Electrabel ne devra verser que 20 millions d'euros afin d'alimenter un soi-disant fonds pour la transition énergétique. La rente nucléaire a aussi été revue à la baisse pour Doel 3, Doel 4, Tihange 2 et Tihange 3 puisque l'Etat ne recevra que 40% de la marge bénéficiaire. Greenpeace a déjà demandé à la ministre de faire la transparence sur cet accord et exige que la convention soit rendue publique.

10 juillet
La RTBF publie aujourd'hui en exclusivité le texte intégral de la convention (pas si) secrète pour prolonger Tihange 1. On comprend tout de suite mieux pourquoi le gouvernement belge et le secteur nucléaire voulaient que cet accord ne soit pas rendu public : l'Etat belge et le citoyen risquent de payer une note plutôt salée alors qu'Electrabel et EDF/Luminus bénéficient d'énormes garanties.

6 juillet
Après avoir pourtant marqué son accord pour publier la convention sur la prolongation de Tihange 1, Electrabel fait volte-face et s'y oppose finalement. EDF, lui, a même menacé, la semaine dernière d'intenter une action en justice en cas de publication du contrat secret.

24 juin
L'association flamande des journalistes (VVJ) et son pendant francophone, l'Association des Journalistes Professionnels (AJP) intentent une action en justice contre la ministre Marghem qui refuse toujours de rendre public le contrat concernant Tihange 1. De son côté, Greenpeace envisage aussi la possibilité d’entreprendre des démarches juridiques suite au verdict positif de la Commission fédérale de recours pour l'accès aux informations environnementales.

22 juin
Alors que les remous suscités par le vote au parlement ne sont toujours pas retombés, on annonce tout d’un coup qu’il n’y a plus de problème concernant la sécurité d’approvisionnement pour l’hiver à venir. Les 433 MW que livrera Doel 1 (Doel 2 continuera à livrer du courant jusqu’à la fin de l’hiver) sont toutefois bien peu de choses comparés aux 1400 MW « gagnés » grâce à des mesures de gestion de la demande et grâce à l’électricité fournie par des centrales dont on a annoncé la fermeture mais qui au final, continueront à tourner. Deux pistes alternatives que Marghem a, pendant des mois, refusé d’envisager…

21 juin
Electrabel et EDF ont beau avoir donné leur accord, Marie-Christine Marghem refuse toujours de donner publiquement accès à la convention sur la prolongation de Tihange 1. Les parlementaires pourront la consulter uniquement dans une salle dite de "données", où aucune copie ne pourra être faite et aucune note ne pourra être prise.
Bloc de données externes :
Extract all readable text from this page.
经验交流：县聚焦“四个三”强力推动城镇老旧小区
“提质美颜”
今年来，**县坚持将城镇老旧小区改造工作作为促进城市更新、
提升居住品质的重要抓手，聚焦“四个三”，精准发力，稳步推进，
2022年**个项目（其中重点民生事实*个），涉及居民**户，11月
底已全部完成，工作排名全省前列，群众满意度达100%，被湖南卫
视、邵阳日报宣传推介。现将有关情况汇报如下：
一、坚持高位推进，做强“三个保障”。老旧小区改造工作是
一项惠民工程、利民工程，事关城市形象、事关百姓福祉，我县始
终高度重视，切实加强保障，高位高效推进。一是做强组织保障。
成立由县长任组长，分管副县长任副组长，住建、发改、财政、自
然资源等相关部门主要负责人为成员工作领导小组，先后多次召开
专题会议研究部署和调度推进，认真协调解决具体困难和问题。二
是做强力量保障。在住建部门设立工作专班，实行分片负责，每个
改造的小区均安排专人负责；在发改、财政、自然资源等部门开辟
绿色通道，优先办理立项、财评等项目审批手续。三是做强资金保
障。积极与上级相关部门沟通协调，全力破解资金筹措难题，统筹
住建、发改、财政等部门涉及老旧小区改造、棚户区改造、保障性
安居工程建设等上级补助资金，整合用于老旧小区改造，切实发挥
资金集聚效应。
L'ultimatum fixé par Kristof Calvo (Groen) expire ce mardi : le 12 juin, il avait donné 10 jours à la Ministre pour faire toute la transparence sur la convention passée pour prolonger Tihange 1. Si elle ne le fait pas, Groen le fera pour elle.

18 juin
Malgré toutes les objections juridiques entourant le projet de loi de la Ministre Marghem, la prolongation de Doel 1 et Doel 2 est votée au Parlement. Greenpeace a saisi l'occasion pour rappeler la nécessité d'enclencher la transition énergétique. Six activistes étaient dans l'hémicycle afin d'y déployer trois bannières avec le message suivant : "Marghem, plus de mensonges, une énergie durable maintenant".

17 juin
Après plus de 70 heures de débat parlementaire, la Chambre met fin aux discussions entourant le projet de loi de la Ministre Marghem pour prolonger Doel 1 et Doel 2. Le contrat passé avec Electrabel pour prolonger Tihange 1 n'a pas non plus été oublié. Le refus systématique de la Ministre de donner accès à ce fameux contrat a de nouveau été pointé du doigt. La décision de la Commission fédérale de Recours pour l'accès aux informations environnementales a ouvert une brèche mais la Ministre, elle, préfère accuser l'opposition, Greenpeace et la Commission de connivence.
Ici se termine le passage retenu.